Mind you, Percee wasn’t employed there, nor were any of his CDs on the store’s shelves. Nope, Percee was standing in front of the steps that led up to the store (which is/was, oddly enough, now placed in one of the least hip-hop locales I can think of, but more on that later) pushing off his catalog directly from his Jansport (what’s a North Face?). As I was walking down the block he recognized me from when we spoke at Rock The Bells a few months prior, and I was inexplicably compelled to buy his albums.

Good luck trying to get me to buy your anything nowadays, aspiring rapsters.

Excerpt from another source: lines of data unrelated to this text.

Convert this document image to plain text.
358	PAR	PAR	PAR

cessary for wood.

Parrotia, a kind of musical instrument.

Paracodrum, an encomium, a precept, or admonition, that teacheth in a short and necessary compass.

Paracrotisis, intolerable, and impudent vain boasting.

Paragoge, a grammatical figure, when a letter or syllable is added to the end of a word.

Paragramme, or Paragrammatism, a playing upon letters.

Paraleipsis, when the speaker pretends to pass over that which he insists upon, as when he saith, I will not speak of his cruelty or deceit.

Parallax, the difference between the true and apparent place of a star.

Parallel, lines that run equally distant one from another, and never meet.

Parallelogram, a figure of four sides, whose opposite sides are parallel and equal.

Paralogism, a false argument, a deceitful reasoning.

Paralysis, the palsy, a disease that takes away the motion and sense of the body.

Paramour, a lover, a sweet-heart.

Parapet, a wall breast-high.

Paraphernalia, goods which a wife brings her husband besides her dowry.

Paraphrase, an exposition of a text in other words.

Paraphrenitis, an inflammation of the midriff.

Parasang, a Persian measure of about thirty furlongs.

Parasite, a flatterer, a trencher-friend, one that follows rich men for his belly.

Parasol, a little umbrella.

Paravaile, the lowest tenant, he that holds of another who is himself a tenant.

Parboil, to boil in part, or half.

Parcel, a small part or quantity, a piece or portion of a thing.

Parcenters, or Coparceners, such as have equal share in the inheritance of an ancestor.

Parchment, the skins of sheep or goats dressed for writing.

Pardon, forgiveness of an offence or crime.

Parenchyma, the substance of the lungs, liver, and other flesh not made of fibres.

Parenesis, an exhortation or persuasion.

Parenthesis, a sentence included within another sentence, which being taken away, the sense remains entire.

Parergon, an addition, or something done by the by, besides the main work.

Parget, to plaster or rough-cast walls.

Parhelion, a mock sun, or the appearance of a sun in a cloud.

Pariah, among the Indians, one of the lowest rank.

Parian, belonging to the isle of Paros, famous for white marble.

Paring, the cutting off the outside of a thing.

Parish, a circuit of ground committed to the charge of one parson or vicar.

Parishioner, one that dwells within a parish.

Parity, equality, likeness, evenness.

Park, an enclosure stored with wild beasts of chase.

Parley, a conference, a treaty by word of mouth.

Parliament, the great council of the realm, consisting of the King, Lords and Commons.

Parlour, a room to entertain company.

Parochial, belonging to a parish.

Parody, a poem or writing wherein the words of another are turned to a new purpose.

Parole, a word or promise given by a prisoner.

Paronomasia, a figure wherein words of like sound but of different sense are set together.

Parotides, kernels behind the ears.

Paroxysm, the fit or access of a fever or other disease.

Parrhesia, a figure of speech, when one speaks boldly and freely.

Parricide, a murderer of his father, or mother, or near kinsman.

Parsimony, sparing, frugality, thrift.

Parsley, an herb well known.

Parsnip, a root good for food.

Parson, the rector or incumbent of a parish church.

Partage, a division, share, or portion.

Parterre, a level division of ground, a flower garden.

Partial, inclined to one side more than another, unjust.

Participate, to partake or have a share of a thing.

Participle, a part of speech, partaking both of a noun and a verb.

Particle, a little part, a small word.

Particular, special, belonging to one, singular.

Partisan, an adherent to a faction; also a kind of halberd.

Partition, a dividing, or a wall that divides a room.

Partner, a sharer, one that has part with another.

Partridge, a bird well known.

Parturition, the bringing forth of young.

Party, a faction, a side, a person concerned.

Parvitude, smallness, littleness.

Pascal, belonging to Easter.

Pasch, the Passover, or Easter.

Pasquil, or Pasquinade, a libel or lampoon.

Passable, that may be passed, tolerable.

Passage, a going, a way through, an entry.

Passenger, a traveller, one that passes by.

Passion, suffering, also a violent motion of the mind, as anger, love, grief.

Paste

Anyways, Percee P was Fat Beats in the flesh: a hip hop entity that made a living through an independent state of mind. With the physical stores set to close its doors before the end of September, it marks the end of an era of a self-sufficient form of music distribution that first started as an alternative to the major label doldrums, erupted into popularity during the Rawkus era and struggled to survive during the digital turnover before finally deciding to cease operations at its physical locations.

We shouldn’t be surprised at Fat Beats pulling the plug on its stores; it’s been happening for years now, from labels shutting down all the way to major record stores kicking the bucket. Hell, I can’t even tell you the last time a saw a Wherehouse store in Los Angeles, and New York City is peppered with empty shells that used to be Tower Records shops. Various variables can be attributed to its demise, from competition from the Best Buys and Targets of the world selling the same music at much lower costs, to constantly rising price of their own CDs to keep up.

It’s much cheaper to keep things at a digital level as well, which is what Fat Beats – now calling itself FB Distribution – is planning on doing. iTunes is now outpointing virtually all physical sales in nearly every aspect of the music game and, well, sites like BandCamp and *ahem* mine are making things (unfortunately?) easier for any ol’ rapster to push off their wares. Still, there’s nothing quite like being in an actual store, with it’s promotional paraphernalia, deejays and general atmosphere being something no digital store could ever duplicate.

I’ll miss Fat Beats, especially because I was never able to find that More Fish promotional t-shirt in my size (random, but I’m actually being serious). Hopefully Percee P will find a place to push off his products as well.